La due diligence d'un portefeuille de créances en souffrance vise à vérifier la qualité des données transmises par le cédant et à construire une valorisation robuste. Pour l'acquéreur, cette phase détermine le prix qu'il peut raisonnablement offrir. Pour le cédant, elle révèle les faiblesses de son tape et les ajustements à anticiper.

Un portefeuille NPL n'est pas un actif standardisé. Chaque créance porte son historique propre : qualité de l'origination, comportement du débiteur, état des sûretés, avancement procédural. La due diligence transforme cette masse hétérogène en paramètres exploitables pour la modélisation financière.

Ce guide détaille la méthodologie appliquée par les acquéreurs professionnels et les analystes spécialisés.
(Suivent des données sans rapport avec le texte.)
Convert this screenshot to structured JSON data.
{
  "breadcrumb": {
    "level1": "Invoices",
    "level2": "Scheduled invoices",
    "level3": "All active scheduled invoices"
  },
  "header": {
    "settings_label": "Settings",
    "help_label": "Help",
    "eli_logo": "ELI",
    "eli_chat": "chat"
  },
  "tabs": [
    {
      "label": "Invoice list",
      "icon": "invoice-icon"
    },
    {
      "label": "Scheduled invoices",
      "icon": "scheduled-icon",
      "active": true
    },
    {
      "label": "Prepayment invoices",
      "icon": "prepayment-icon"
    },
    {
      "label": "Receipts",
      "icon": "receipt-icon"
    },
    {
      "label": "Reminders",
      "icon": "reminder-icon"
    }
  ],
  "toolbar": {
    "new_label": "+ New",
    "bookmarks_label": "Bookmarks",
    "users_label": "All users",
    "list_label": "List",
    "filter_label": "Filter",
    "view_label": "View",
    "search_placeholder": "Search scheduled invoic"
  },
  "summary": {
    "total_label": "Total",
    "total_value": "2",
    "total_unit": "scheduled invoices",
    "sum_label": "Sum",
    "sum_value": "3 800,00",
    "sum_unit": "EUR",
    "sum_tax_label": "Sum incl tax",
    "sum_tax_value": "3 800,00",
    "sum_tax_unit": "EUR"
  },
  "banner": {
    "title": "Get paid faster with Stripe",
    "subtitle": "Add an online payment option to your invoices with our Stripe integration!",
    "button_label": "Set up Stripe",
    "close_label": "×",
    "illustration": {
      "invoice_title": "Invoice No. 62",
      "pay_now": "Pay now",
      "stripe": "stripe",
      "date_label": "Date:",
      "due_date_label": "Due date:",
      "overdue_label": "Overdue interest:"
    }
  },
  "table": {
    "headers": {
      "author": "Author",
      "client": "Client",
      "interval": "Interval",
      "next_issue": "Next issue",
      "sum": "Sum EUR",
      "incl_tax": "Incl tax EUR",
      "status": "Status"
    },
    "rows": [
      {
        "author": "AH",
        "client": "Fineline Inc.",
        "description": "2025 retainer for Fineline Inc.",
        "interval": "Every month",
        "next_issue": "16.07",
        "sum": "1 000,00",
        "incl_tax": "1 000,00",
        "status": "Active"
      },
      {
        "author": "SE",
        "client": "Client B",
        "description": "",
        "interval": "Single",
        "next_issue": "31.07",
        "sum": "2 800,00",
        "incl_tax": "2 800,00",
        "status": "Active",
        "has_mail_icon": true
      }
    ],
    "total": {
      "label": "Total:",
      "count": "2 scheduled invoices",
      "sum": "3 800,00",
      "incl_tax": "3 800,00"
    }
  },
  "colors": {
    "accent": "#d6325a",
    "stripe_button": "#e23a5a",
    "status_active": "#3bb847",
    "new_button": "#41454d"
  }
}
Objectifs de la due diligence

Validation des données

Le tape — fichier de données structurées décrivant chaque créance — constitue la base de toute valorisation. La due diligence vérifie :

  • L'exactitude des montants (nominal, encours, arriérés)
  • La cohérence des dates (octroi, déclassement, derniers paiements)
  • L'existence et la validité des sûretés déclarées
  • Le stade procédural réel de chaque dossier

Identification des risques

Au-delà de la validation, la due diligence identifie les risques susceptibles d'affecter la récupération :

  • Créances prescrites ou proches de la prescription
  • Sûretés non inscrites ou périmées
  • Procédures mal engagées ou abandonnées
  • Débiteurs insolvables ou décédés
  • Contentieux avec le débiteur sur la validité de la créance

Construction du modèle de valorisation

Les conclusions de la due diligence alimentent directement les hypothèses du modèle :

  • Taux de récupération par catégorie de créance
  • Délais de recouvrement par stade procédural
  • Coûts de recouvrement à provisionner
  • Décotes à appliquer pour les risques identifiés

Contrôle qualité du tape

Complétude des champs

La première étape consiste à vérifier que le tape contient tous les champs nécessaires à la valorisation :

| Catégorie | Champs essentiels | |-----------|-------------------| | Identification | ID créance, ID débiteur, segment | | Montants | Nominal initial, encours actuel, intérêts, pénalités | | Historique | Date d'octroi, date de déclassement, historique paiements | | Sûretés | Type, valeur déclarée, référence foncière | | Procédure | Stade actuel, juridiction, dates clés | | Débiteur | Statut (actif/liquidé), localisation, cautions |

Les champs manquants ou vides sont comptabilisés. Un taux de complétude inférieur à 90% sur les champs critiques signale un problème de qualité des données.

Cohérence interne

Les tests de cohérence détectent les anomalies :

  • Encours supérieur au nominal initial sans justification
  • Date de déclassement antérieure à la date d'octroi
  • Créances déclarées « en procédure » sans date de mise en demeure
  • Sûretés hypothécaires sans référence de titre foncier

Réconciliation avec les sources

Lorsque c'est possible, les données du tape sont réconciliées avec :

  • Les extraits du core banking du cédant
  • Les relevés du système contentieux
  • Les états de la conservation foncière pour les sûretés immobilières

Les écarts significatifs font l'objet d'échanges avec le cédant pour clarification.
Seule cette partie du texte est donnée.